Sunday, 21 May 2017

Interview: Sam Gleaves

Born and raised in Wythe County in southwest Virginia, Sam Gleaves performs innovative mountain music with a sense of history and has now joined forces with Tyler Hamilton to release their eponymously titled album on June 16th via Community Music.

Ahead of a UK tour in July and August we spoke to Sam Gleaves and began by asking him about his new single ‘When We Love’.
My friend and music partner Tyler Hughes wrote this song. He wrote it, inspired by, the politics of America and when Trump was just a threat to us, and now he’s our President! It’s about the power of love overcoming division and our shared humanity.

Are political messages usual for your music?
What we’d hoped to convey through the song is that we do have more in common than we have different and that there’s a long tradition of people using folk music, taking up their banjos and guitars, and speaking out about political problems.

You write in the Appalachian style. How does that come out in your song-writing?
Tyler and I both cut our teeth on traditional Appalachian music. We both grew up in the mountains in South-Western Virginia and so we play traditional ballads and dance music and that kind of thing, for a long time before we wrote songs, so our songs out rooted in the place that we come from, our way of speaking and telling stories. It’s all very influenced by the Appalachian region that we come from, so it all sort of organically came together that way. Those are our voices and that’s how we write.

You released your UK debut album last year. What was that like to record and can you tell us a little about it?
That was a real thrill. I worked with my friend Cathy Fink, who has been a great mentor to me. She’s a dear person and she really believes in the future of traditional music in the younger generation, so I was really grateful that she took the time to work with me on this record. I wrote the songs over a period of the last 6-7 years and when I put them together she said she could think of all sorts of people who would be excited about singing those songs, so she brought in friends of hers that were real heroes, and heroes of mine also like Janis Ian, Tim O’Brien and Laurie Lewis, all kind of folks who I really admire. It was a thrill to record it; we recorded it in Nashville in January 2015, and it came out in the autumn of the next year in America. Last autumn I had the pleasure to tour with Peggy Seeger who has become a dear friend as well, and someone I’ve been inspired by: [by] her song-writing, her political stance, and her knowledge of traditional music. It’s been great to bring the songs from that recording over on the road with Peggy, and talk about song writing now and compare it to her catalogue of beautiful work.

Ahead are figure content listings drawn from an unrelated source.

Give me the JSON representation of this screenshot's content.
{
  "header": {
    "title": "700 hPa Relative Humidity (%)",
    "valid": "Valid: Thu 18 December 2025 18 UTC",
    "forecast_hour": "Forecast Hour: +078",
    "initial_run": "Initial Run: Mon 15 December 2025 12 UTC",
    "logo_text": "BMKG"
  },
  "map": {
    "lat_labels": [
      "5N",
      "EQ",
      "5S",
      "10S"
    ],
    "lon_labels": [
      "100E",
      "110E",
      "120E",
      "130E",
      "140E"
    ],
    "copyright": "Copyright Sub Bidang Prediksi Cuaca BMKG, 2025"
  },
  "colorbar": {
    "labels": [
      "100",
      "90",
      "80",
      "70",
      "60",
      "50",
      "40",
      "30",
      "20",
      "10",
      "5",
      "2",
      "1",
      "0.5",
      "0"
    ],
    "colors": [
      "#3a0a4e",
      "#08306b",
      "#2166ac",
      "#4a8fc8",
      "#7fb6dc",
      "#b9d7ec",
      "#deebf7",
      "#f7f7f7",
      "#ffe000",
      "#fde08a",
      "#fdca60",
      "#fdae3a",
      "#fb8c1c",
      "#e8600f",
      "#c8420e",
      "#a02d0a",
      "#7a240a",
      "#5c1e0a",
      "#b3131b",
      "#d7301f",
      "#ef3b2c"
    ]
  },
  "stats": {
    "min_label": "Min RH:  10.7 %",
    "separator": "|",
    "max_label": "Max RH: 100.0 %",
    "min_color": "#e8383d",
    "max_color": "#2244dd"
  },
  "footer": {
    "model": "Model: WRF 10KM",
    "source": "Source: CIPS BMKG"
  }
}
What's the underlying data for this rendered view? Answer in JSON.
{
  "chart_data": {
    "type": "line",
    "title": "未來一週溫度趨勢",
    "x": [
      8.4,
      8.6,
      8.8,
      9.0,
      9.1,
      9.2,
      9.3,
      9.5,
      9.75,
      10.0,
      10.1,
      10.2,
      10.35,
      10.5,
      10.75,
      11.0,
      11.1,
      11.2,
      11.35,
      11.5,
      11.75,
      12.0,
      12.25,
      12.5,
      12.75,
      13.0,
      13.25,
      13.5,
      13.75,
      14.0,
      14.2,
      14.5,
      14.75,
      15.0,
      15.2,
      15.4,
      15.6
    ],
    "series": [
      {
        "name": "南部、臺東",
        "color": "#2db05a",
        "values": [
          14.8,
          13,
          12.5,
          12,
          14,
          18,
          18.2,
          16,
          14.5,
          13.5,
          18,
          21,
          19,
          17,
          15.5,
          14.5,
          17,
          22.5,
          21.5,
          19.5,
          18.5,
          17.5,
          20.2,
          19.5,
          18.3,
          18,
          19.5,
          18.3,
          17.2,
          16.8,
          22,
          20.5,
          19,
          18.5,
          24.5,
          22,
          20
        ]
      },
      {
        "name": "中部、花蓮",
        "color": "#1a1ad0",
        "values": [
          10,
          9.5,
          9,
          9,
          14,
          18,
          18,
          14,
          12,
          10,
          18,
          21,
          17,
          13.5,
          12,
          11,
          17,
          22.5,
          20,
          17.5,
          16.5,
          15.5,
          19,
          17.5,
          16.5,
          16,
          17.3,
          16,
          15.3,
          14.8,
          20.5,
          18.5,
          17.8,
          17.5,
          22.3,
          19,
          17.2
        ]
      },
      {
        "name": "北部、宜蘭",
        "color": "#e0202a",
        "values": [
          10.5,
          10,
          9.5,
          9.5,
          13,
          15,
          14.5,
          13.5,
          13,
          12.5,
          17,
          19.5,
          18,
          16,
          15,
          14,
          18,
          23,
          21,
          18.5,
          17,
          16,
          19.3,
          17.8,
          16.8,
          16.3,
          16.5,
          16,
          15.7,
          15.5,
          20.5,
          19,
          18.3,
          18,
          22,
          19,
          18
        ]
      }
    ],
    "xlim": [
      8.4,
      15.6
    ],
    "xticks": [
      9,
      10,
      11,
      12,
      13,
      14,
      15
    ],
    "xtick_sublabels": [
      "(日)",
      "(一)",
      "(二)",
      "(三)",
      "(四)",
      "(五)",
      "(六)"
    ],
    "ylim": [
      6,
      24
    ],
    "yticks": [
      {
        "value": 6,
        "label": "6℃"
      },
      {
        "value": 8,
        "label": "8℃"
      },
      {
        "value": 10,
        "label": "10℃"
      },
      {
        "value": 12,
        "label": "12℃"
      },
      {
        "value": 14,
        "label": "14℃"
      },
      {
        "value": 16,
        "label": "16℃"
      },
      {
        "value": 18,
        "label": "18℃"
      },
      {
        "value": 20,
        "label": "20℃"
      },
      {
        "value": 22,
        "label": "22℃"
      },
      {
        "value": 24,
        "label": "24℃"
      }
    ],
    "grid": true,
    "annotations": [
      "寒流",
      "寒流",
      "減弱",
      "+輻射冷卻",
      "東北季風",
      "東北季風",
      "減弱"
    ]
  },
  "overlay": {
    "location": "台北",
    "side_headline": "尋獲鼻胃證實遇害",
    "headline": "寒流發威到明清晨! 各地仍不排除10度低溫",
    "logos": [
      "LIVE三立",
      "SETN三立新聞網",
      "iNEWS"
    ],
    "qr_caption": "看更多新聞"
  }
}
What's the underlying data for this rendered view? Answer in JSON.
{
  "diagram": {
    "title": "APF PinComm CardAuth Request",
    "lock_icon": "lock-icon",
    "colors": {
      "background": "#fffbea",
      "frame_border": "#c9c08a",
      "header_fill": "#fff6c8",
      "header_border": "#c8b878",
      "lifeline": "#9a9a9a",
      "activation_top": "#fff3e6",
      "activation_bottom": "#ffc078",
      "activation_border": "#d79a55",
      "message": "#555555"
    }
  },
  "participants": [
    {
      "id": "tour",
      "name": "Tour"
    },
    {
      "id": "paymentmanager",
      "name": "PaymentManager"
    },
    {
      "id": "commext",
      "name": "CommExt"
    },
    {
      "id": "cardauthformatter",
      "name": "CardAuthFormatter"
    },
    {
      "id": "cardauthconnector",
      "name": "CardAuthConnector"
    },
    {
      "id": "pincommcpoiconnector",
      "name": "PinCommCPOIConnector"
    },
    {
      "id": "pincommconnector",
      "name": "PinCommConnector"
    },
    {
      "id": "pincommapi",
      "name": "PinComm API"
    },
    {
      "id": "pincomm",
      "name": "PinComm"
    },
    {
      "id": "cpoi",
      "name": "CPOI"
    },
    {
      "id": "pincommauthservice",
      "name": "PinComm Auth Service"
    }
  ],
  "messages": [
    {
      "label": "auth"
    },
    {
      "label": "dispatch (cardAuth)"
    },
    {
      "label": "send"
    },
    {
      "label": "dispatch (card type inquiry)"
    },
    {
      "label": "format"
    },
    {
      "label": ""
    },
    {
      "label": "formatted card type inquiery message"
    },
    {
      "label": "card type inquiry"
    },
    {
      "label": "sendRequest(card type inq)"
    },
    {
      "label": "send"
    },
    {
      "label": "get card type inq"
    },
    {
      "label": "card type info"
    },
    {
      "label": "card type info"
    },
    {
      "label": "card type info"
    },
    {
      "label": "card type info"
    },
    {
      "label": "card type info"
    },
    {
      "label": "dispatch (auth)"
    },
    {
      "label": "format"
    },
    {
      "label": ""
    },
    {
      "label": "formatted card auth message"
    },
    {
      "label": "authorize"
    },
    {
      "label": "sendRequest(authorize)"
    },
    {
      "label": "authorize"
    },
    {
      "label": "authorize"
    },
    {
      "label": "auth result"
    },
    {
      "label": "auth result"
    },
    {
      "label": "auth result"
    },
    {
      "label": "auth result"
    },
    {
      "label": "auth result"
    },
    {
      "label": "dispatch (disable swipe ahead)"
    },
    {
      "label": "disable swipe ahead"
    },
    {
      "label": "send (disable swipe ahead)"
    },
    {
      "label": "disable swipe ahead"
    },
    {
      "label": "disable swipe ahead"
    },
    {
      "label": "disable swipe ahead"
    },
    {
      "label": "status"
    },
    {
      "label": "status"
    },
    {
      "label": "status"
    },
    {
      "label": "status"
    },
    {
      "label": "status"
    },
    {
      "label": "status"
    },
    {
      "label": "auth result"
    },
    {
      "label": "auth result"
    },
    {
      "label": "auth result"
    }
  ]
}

You have a new release out in June with Tyler; what’s that been like?
We have worked together for about three years and worked up a lot of traditional Appalachian music from people that we love. The sources of our music are right from our home region a lot of the time. This album is full of the musical narrative of Southwest Virginia. There are light-hearted songs and fiddle tunes, and there’s some political songs, and a comedy song or two. There’s a gospel number on there. I wrote a song on the album based on the words of my great aunt. I recorded an oral history with my great aunt who’s in her eighties and it’s one of the first tracks on the record – ‘Stockyard Hill’. It’s all her story. It’s mostly traditional Appalachian music that we’ve interpreted in our own way.

You’re also a multi-instrumentalist. What’s your favourite to play?
I guess the banjo is my favourite. It’s the most recognisable instrument when you think of Appalachia. It’s a beautiful thing, the banjo being an African instrument that evolved into what we know and recognise as the native instrument we know from Appalachia. But it’s a real symbol of our inter-cultural heritage.

You also have a tour coming up in July and August. How would you describe your live show?
I like to tell stories and also put the music in context. I hope that it transports folks to the place where we come from. I’ve always strived to do that. The people that I learn from always told about the people and places the songs come from, so in addition to singing that’s what I try to do!

Finally what are your plans for the rest of the year?
Writing more songs and trying to finish up a new record in the autumn so that’s coming together and I’m collaborating with my friend Cathy Fink on that too. It’s just exciting to get to work with so many musicians and singer-songwriters on the road. My friend Eli Conley and Joel Price have just walked into the house and we’re playing a show tonight in Kentucky where I live. It’s great to collaborate with people who are doing things that you admire, and so much of my life is working with other artists.